Spatial variation of ammonia volatilization from soil and its scale-dependent correlation with soil properties

Quantitative predictions of ammonia volatilization from soil are useful to environmental managers and policy makers and empirical models have been used with some success. Spatial analysis of the soil properties and their relationship to the ammonia volatilization process is important as predictions will be required at disparate scales from the field to the catchment and beyond. These relationships are known to change across scales and this may affect the performance of an empirical model. This study is concerned with the variation of ammonia volatilization and some controlling soil properties: bulk density, volumetric water content, pH, CEC, soil pH buffer power, and urease activity, over distances of 2, 50, 500, and > 2000 m. We sampled a 16 km x 16 km region in eastern England and analyzed the results by a nested analysis of (co)variance, from which variance components and correlations for each scale were obtained.
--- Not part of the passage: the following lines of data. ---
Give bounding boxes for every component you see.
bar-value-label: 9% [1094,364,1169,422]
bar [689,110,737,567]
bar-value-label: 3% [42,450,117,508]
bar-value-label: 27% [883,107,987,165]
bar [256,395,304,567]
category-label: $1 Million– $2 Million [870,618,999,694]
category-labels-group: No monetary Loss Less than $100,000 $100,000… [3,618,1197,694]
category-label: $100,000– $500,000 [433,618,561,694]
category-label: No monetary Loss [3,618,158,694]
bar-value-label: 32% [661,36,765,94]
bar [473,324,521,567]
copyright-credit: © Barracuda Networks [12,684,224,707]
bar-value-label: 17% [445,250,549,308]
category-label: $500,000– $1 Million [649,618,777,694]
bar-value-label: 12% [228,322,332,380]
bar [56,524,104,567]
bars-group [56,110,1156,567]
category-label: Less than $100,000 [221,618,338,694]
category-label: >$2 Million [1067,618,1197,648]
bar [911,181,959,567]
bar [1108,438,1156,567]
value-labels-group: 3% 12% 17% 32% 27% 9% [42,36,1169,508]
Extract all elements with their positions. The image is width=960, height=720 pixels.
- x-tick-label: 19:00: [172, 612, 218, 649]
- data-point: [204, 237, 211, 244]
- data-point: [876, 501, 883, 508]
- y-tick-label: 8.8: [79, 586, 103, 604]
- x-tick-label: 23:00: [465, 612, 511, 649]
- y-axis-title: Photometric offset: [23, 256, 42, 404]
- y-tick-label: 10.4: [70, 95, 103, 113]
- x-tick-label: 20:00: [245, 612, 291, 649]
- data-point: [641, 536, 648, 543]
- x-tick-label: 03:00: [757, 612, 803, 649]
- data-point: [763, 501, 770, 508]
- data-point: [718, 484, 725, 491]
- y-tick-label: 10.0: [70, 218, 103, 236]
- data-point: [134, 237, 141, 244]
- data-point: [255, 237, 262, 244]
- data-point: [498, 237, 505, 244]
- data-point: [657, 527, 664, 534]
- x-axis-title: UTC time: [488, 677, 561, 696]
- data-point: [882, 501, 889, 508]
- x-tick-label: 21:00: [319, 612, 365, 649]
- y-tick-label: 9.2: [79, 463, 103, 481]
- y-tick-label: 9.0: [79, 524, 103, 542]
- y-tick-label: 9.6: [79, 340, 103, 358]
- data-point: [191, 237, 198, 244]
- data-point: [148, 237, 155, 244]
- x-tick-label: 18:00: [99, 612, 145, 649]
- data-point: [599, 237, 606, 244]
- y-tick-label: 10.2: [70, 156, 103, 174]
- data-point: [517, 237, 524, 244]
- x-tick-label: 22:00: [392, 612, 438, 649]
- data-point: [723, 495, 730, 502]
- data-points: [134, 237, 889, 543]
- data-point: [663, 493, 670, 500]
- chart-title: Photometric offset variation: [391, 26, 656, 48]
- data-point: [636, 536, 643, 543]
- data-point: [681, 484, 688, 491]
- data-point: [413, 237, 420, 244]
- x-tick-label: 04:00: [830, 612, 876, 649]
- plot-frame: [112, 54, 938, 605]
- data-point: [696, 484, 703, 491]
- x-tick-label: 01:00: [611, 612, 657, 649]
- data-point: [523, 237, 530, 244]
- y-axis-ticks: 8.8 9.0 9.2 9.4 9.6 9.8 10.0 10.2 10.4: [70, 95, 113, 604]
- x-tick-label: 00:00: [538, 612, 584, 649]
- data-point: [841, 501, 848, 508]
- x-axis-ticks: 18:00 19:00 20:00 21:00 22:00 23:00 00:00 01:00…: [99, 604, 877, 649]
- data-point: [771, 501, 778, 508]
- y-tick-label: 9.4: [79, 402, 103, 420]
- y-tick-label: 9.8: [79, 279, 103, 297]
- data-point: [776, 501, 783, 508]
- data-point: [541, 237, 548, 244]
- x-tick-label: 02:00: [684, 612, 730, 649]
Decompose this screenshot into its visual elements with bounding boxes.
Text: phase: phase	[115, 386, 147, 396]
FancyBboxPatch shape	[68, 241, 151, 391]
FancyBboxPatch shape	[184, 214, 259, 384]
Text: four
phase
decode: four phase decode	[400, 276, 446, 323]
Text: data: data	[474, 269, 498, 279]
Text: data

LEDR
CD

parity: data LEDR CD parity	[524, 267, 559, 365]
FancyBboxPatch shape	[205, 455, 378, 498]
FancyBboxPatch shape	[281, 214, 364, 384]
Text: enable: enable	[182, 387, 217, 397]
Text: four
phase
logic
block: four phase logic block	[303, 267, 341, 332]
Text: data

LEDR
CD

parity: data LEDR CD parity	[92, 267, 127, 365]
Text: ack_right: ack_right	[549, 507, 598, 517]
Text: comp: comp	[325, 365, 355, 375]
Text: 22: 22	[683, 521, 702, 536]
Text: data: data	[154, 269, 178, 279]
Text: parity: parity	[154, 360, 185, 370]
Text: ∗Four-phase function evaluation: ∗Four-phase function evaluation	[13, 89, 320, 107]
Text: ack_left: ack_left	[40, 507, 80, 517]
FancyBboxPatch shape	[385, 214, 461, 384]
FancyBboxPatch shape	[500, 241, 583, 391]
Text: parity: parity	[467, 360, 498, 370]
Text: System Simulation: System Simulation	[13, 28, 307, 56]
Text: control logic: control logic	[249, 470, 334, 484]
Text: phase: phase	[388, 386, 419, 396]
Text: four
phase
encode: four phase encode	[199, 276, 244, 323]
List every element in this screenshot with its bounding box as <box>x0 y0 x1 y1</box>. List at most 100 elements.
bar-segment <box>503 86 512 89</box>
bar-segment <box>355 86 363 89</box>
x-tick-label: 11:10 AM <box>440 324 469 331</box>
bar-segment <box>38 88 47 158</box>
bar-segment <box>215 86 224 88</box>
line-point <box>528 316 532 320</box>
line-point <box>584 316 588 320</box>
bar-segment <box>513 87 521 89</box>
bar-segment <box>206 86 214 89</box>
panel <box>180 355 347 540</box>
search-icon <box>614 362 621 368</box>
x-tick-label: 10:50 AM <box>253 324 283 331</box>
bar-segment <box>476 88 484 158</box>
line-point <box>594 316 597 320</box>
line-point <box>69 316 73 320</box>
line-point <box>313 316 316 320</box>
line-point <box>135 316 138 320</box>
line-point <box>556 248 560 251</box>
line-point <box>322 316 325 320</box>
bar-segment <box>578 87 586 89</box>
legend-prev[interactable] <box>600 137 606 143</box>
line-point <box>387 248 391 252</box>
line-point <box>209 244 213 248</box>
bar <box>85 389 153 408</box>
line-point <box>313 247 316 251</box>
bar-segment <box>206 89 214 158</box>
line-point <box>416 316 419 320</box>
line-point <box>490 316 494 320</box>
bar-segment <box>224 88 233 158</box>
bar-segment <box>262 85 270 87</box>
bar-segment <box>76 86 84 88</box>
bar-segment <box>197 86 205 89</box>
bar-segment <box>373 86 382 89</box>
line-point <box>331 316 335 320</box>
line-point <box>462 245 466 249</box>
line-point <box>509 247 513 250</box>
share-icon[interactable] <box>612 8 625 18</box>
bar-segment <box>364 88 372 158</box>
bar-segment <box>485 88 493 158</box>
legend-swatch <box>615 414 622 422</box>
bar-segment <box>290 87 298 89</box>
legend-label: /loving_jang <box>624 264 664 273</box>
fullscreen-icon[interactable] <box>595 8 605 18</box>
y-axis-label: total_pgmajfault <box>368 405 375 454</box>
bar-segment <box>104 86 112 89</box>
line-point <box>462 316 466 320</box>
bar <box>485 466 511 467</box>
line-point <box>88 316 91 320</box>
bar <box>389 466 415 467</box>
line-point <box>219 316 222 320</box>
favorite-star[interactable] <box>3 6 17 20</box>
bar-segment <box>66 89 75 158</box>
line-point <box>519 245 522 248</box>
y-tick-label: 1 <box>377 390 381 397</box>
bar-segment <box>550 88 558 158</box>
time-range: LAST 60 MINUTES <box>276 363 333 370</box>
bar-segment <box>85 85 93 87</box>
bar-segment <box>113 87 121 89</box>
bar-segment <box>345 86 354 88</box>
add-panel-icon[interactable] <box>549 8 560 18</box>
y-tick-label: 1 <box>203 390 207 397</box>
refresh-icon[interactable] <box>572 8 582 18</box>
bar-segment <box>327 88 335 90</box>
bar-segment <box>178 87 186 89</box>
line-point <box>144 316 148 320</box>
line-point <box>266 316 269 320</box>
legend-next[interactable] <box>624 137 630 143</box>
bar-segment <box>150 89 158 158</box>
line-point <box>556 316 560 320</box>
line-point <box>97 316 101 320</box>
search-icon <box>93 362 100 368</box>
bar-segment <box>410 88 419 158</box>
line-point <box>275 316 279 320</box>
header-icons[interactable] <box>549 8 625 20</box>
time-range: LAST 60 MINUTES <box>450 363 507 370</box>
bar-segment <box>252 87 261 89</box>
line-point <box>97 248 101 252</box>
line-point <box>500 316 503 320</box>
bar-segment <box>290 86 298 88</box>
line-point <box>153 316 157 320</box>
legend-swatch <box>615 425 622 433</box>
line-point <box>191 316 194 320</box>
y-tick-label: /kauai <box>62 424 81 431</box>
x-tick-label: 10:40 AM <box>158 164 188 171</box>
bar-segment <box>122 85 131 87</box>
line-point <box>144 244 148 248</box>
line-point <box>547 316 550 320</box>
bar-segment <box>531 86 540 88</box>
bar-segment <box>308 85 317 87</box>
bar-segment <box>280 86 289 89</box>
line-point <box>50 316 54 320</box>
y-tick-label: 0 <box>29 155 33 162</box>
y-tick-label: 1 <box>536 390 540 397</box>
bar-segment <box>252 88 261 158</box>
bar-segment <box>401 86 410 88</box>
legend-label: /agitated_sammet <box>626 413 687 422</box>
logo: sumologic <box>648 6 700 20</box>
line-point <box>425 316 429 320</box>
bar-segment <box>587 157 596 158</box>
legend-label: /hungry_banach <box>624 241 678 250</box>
The overall correlations between ammonia volatilization and the soil properties were generally weak: -0.09 for bulk density, 0.04 for volumetric water content, -0.22 for CEC, -0.08 for urease activity, -0.22 for pH and 0.18 for the soil pH buffer power. Variation in ammonia volatilization was scale-dependent, with substantial variance components at the 2- and 500-m scales. The results from the analysis of covariance show that the relationships between ammonia volatilization and soil properties are complex. At the > 2000 m scale, ammonia volatilization was strongly correlated with pH (-0.82) and CEC (-0.55), which is probably the result of differences in parent material. We also observed weaker correlations at the 500-m scale with bulk density (-0.61), volumetric water content (0.48), urease activity (-0.42), pH (-0.55) and soil pH buffer power (0.38). Nested analysis showed that overall correlations may mask relationships at scales of interest and the effect of soil variables on these soil processes is scale-dependent.